今では外出時に必ずデンタルフロスを持ち歩かなければならないようになりました。

ある日私は歯の詰め物が取れ、約10年ぶりに歯医者に行きました。
そこで歯科医から告げられた悲しい現実・・・
「歯茎がかなり下がっていますね。食べ物もかなり挟まりやすくなっているのではありませんか?」
歯科医はピンセットで私の前から2番目の歯をつまみ、「歯がぐらついていますね。部分入れ歯にならないようにしっかり現状維持しましょう」
前歯に違和感は感じていたものの、歯がぐらついているとは思いませんでした。
歯科医は「奥歯がすり減っていますね。寝ている間の歯ぎしりが原因でしょう。マウスピースをお勧めします」
私は歯を失わないため、寝る前にしっかりと歯間ブラシとブラッシング、マウスウォッシュをし、マウスピースを噛んで寝るようになりました。
「人は歯から衰える」と昔の人は良く言いましたよね。

次はです。
私は40代前半までほぼ毎日コンタクトをしており、アイメイクも毎日しっかりしていました。
でも、40代半ばごろからコンタクトをした目では手元が見づらくなってきたのです。特に仕事中、パソコンの画面や書類などがぼやけるようになりました。
コンタクトを着けた上に、老眼鏡をかけるのがうっとうしくなり、あきらめて現在では遠近両用メガネを作り、ほぼ毎日それで過ごしています。

次につらいのが、更年期障害です。
40代から症状はあったものの、50代に入ってからよりひどくなった感があります。
一番ひどいのが「ホットフラッシュ」と呼ばれるのぼせのような現象です。
ちょっとしたストレスや外気温の差で、首から上がカーっと熱くなり、次に滝のような大汗をかいてしまいます。
それは尋常な量では無く、サッカーで45分間ピッチを駆け回った後に匹敵するくらいの量の汗なのです。
一日の内に何度も汗で服がびっしょりになったり、乾いたりを繰り返すのは実に気分の悪いものです。

現在は更年期障害に効果があるという漢方薬の「桂枝茯苓丸」と大塚製薬の「エクエル」を服用しています。
漢方薬は心療内科で処方してもらっているのですが、「エクエル」は自費で購入しなければなりません。
1か月分4,400円と決して安くはありませんが、骨粗しょう症や脱毛、関節の強張りにも効果があるという事なので、これだけは何があっても継続して服用したいと思っています。

その他、腰痛や膝の痛みなどは日常的にあり、テレビの「皇潤」などのCМを真剣に見るようになってしまいました。

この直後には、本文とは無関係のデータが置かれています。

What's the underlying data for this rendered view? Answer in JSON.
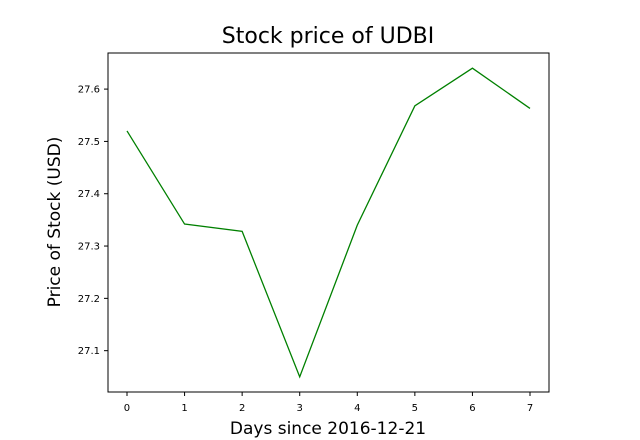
{
  "chart_data": {
    "type": "line",
    "title": "Stock price of UDBI",
    "xlabel": "Days since 2016-12-21",
    "ylabel": "Price of Stock (USD)",
    "x": [
      0,
      1,
      2,
      3,
      4,
      5,
      6,
      7
    ],
    "series": [
      {
        "values": [
          27.52,
          27.342,
          27.328,
          27.05,
          27.34,
          27.568,
          27.64,
          27.563
        ],
        "color": "#008000"
      }
    ],
    "xlim": [
      -0.33,
      7.33
    ],
    "ylim": [
      27.021,
      27.669
    ],
    "x_ticks": [
      "0",
      "1",
      "2",
      "3",
      "4",
      "5",
      "6",
      "7"
    ],
    "y_ticks": [
      "27.1",
      "27.2",
      "27.3",
      "27.4",
      "27.5",
      "27.6"
    ],
    "grid": false
  }
}
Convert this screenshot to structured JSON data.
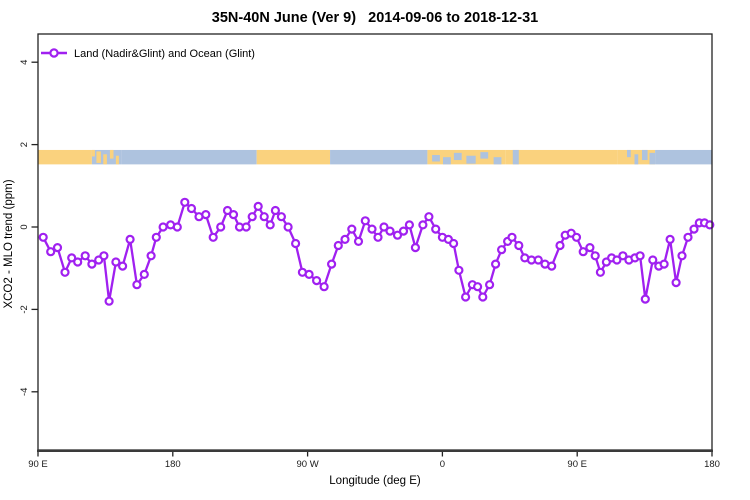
{
  "title": "35N-40N June (Ver 9)   2014-09-06 to 2018-12-31",
  "legend": {
    "label": "Land (Nadir&Glint) and Ocean (Glint)",
    "marker_color": "#A020F0"
  },
  "colors": {
    "series_purple": "#A020F0",
    "marker_fill": "#ffffff",
    "axis": "#222222",
    "land": "#FAD27E",
    "ocean": "#AEC3DF",
    "background": "#ffffff"
  },
  "axes": {
    "x": {
      "label": "Longitude (deg E)",
      "range": [
        90,
        540
      ],
      "ticks": [
        {
          "value": 90,
          "label": "90 E"
        },
        {
          "value": 180,
          "label": "180"
        },
        {
          "value": 270,
          "label": "90 W"
        },
        {
          "value": 360,
          "label": "0"
        },
        {
          "value": 450,
          "label": "90 E"
        },
        {
          "value": 540,
          "label": "180"
        }
      ]
    },
    "y": {
      "label": "XCO2 - MLO trend (ppm)",
      "ticks": [
        {
          "value": 4,
          "label": "4"
        },
        {
          "value": 2,
          "label": "2"
        },
        {
          "value": 0,
          "label": "0"
        },
        {
          "value": -2,
          "label": "-2"
        },
        {
          "value": -4,
          "label": "-4"
        }
      ]
    }
  },
  "map_strip": {
    "description": "land/ocean world strip for 35N-40N plotted between trend values 1.5 and 1.87",
    "top_value": 1.87,
    "bottom_value": 1.52,
    "land_color": "#FAD27E",
    "ocean_color": "#AEC3DF",
    "segments": [
      {
        "from": 90,
        "to": 126,
        "type": "land"
      },
      {
        "from": 126,
        "to": 146,
        "type": "mixed",
        "base": "ocean",
        "patches": [
          [
            0.0,
            0.1,
            0.0,
            0.45
          ],
          [
            0.15,
            0.3,
            0.1,
            0.9
          ],
          [
            0.38,
            0.5,
            0.3,
            1.0
          ],
          [
            0.6,
            0.72,
            0.0,
            0.6
          ],
          [
            0.8,
            0.9,
            0.4,
            1.0
          ]
        ]
      },
      {
        "from": 146,
        "to": 236,
        "type": "ocean"
      },
      {
        "from": 236,
        "to": 285,
        "type": "land"
      },
      {
        "from": 285,
        "to": 350,
        "type": "ocean"
      },
      {
        "from": 350,
        "to": 402,
        "type": "mixed",
        "base": "land",
        "patches": [
          [
            0.06,
            0.16,
            0.35,
            0.8
          ],
          [
            0.2,
            0.3,
            0.5,
            1.0
          ],
          [
            0.34,
            0.44,
            0.2,
            0.7
          ],
          [
            0.5,
            0.62,
            0.4,
            0.95
          ],
          [
            0.68,
            0.78,
            0.15,
            0.6
          ],
          [
            0.85,
            0.95,
            0.5,
            1.0
          ]
        ]
      },
      {
        "from": 402,
        "to": 477,
        "type": "land"
      },
      {
        "from": 407,
        "to": 411,
        "type": "ocean"
      },
      {
        "from": 477,
        "to": 502,
        "type": "mixed",
        "base": "land",
        "patches": [
          [
            0.25,
            0.35,
            0.0,
            0.5
          ],
          [
            0.45,
            0.55,
            0.3,
            1.0
          ],
          [
            0.65,
            0.8,
            0.0,
            0.7
          ],
          [
            0.85,
            1.0,
            0.2,
            1.0
          ]
        ]
      },
      {
        "from": 502,
        "to": 540,
        "type": "ocean"
      }
    ]
  },
  "chart_data": {
    "type": "line",
    "title": "35N-40N June (Ver 9)   2014-09-06 to 2018-12-31",
    "xlabel": "Longitude (deg E)",
    "ylabel": "XCO2 - MLO trend (ppm)",
    "xlim": [
      90,
      540
    ],
    "ylim": [
      -5.4,
      4.7
    ],
    "grid": false,
    "legend_position": "top-left",
    "series": [
      {
        "name": "Land (Nadir&Glint) and Ocean (Glint)",
        "color": "#A020F0",
        "marker": "open-circle",
        "points": [
          [
            93.5,
            -0.25
          ],
          [
            98.5,
            -0.6
          ],
          [
            103,
            -0.5
          ],
          [
            108,
            -1.1
          ],
          [
            112.5,
            -0.75
          ],
          [
            116.5,
            -0.85
          ],
          [
            121.5,
            -0.7
          ],
          [
            126,
            -0.9
          ],
          [
            130.5,
            -0.8
          ],
          [
            134,
            -0.7
          ],
          [
            137.5,
            -1.8
          ],
          [
            142,
            -0.85
          ],
          [
            146.5,
            -0.95
          ],
          [
            151.5,
            -0.3
          ],
          [
            156,
            -1.4
          ],
          [
            161,
            -1.15
          ],
          [
            165.5,
            -0.7
          ],
          [
            169,
            -0.25
          ],
          [
            173.5,
            0.0
          ],
          [
            178.5,
            0.05
          ],
          [
            183,
            0.0
          ],
          [
            188,
            0.6
          ],
          [
            192.5,
            0.45
          ],
          [
            197.5,
            0.25
          ],
          [
            202,
            0.3
          ],
          [
            207,
            -0.25
          ],
          [
            212,
            0.0
          ],
          [
            216.5,
            0.4
          ],
          [
            220.5,
            0.3
          ],
          [
            224.5,
            0.0
          ],
          [
            229,
            0.0
          ],
          [
            233,
            0.25
          ],
          [
            237,
            0.5
          ],
          [
            241,
            0.25
          ],
          [
            245,
            0.05
          ],
          [
            248.5,
            0.4
          ],
          [
            252.5,
            0.25
          ],
          [
            257,
            0.0
          ],
          [
            262,
            -0.4
          ],
          [
            266.5,
            -1.1
          ],
          [
            271,
            -1.15
          ],
          [
            276,
            -1.3
          ],
          [
            281,
            -1.45
          ],
          [
            286,
            -0.9
          ],
          [
            290.5,
            -0.45
          ],
          [
            295,
            -0.3
          ],
          [
            299.5,
            -0.05
          ],
          [
            304,
            -0.35
          ],
          [
            308.5,
            0.15
          ],
          [
            313,
            -0.05
          ],
          [
            317,
            -0.25
          ],
          [
            321,
            0.0
          ],
          [
            325,
            -0.1
          ],
          [
            330,
            -0.2
          ],
          [
            334,
            -0.1
          ],
          [
            338,
            0.05
          ],
          [
            342,
            -0.5
          ],
          [
            347,
            0.05
          ],
          [
            351,
            0.25
          ],
          [
            355.5,
            -0.05
          ],
          [
            360,
            -0.25
          ],
          [
            364,
            -0.3
          ],
          [
            367.5,
            -0.4
          ],
          [
            371,
            -1.05
          ],
          [
            375.5,
            -1.7
          ],
          [
            380,
            -1.4
          ],
          [
            383.5,
            -1.45
          ],
          [
            387,
            -1.7
          ],
          [
            391.5,
            -1.4
          ],
          [
            395.5,
            -0.9
          ],
          [
            399.5,
            -0.55
          ],
          [
            403.5,
            -0.35
          ],
          [
            406.5,
            -0.25
          ],
          [
            411,
            -0.45
          ],
          [
            415,
            -0.75
          ],
          [
            419.5,
            -0.8
          ],
          [
            424,
            -0.8
          ],
          [
            428.5,
            -0.9
          ],
          [
            433,
            -0.95
          ],
          [
            438.5,
            -0.45
          ],
          [
            442,
            -0.2
          ],
          [
            446,
            -0.15
          ],
          [
            449.5,
            -0.25
          ],
          [
            454,
            -0.6
          ],
          [
            458.5,
            -0.5
          ],
          [
            462,
            -0.7
          ],
          [
            465.5,
            -1.1
          ],
          [
            469.5,
            -0.85
          ],
          [
            473,
            -0.75
          ],
          [
            476.5,
            -0.8
          ],
          [
            480.5,
            -0.7
          ],
          [
            484.5,
            -0.8
          ],
          [
            488.5,
            -0.75
          ],
          [
            492,
            -0.7
          ],
          [
            495.5,
            -1.75
          ],
          [
            500.5,
            -0.8
          ],
          [
            504.5,
            -0.95
          ],
          [
            508,
            -0.9
          ],
          [
            512,
            -0.3
          ],
          [
            516,
            -1.35
          ],
          [
            520,
            -0.7
          ],
          [
            524,
            -0.25
          ],
          [
            528,
            -0.05
          ],
          [
            531.5,
            0.1
          ],
          [
            535,
            0.1
          ],
          [
            538.5,
            0.05
          ]
        ]
      }
    ]
  }
}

まったく、年を取ればとるほど、医療費にお金が飛んでいきますね。
年を取ればとるほど収入は減り、身体のメンテナンス費はどんどん増額していくのです。


私は夫に借金された仕返しに、シニア用マッチングアプリに登録し浮気をしてやろうかと思った事もありました。
でも恋人とレストランで食事をしても、歯間に食べ物が挟まりまくったり、突然滝のような大汗をかいてしまっては、ロマンチックなデートなんて望めませんね。
涼しい顔で「ちょっと失礼。メイクを直してくるわ」といって席を立ち、トイレの個室で必死の形相でデンタルフロスをしまくる自分を想像すると、あまりに滑稽で恋愛などできないと悟ってしまうのです。

マッチングアプリを諦めた私は、吉沢亮似のイケメンとデートすることを想像しながら、ひとりニヤけるのでした。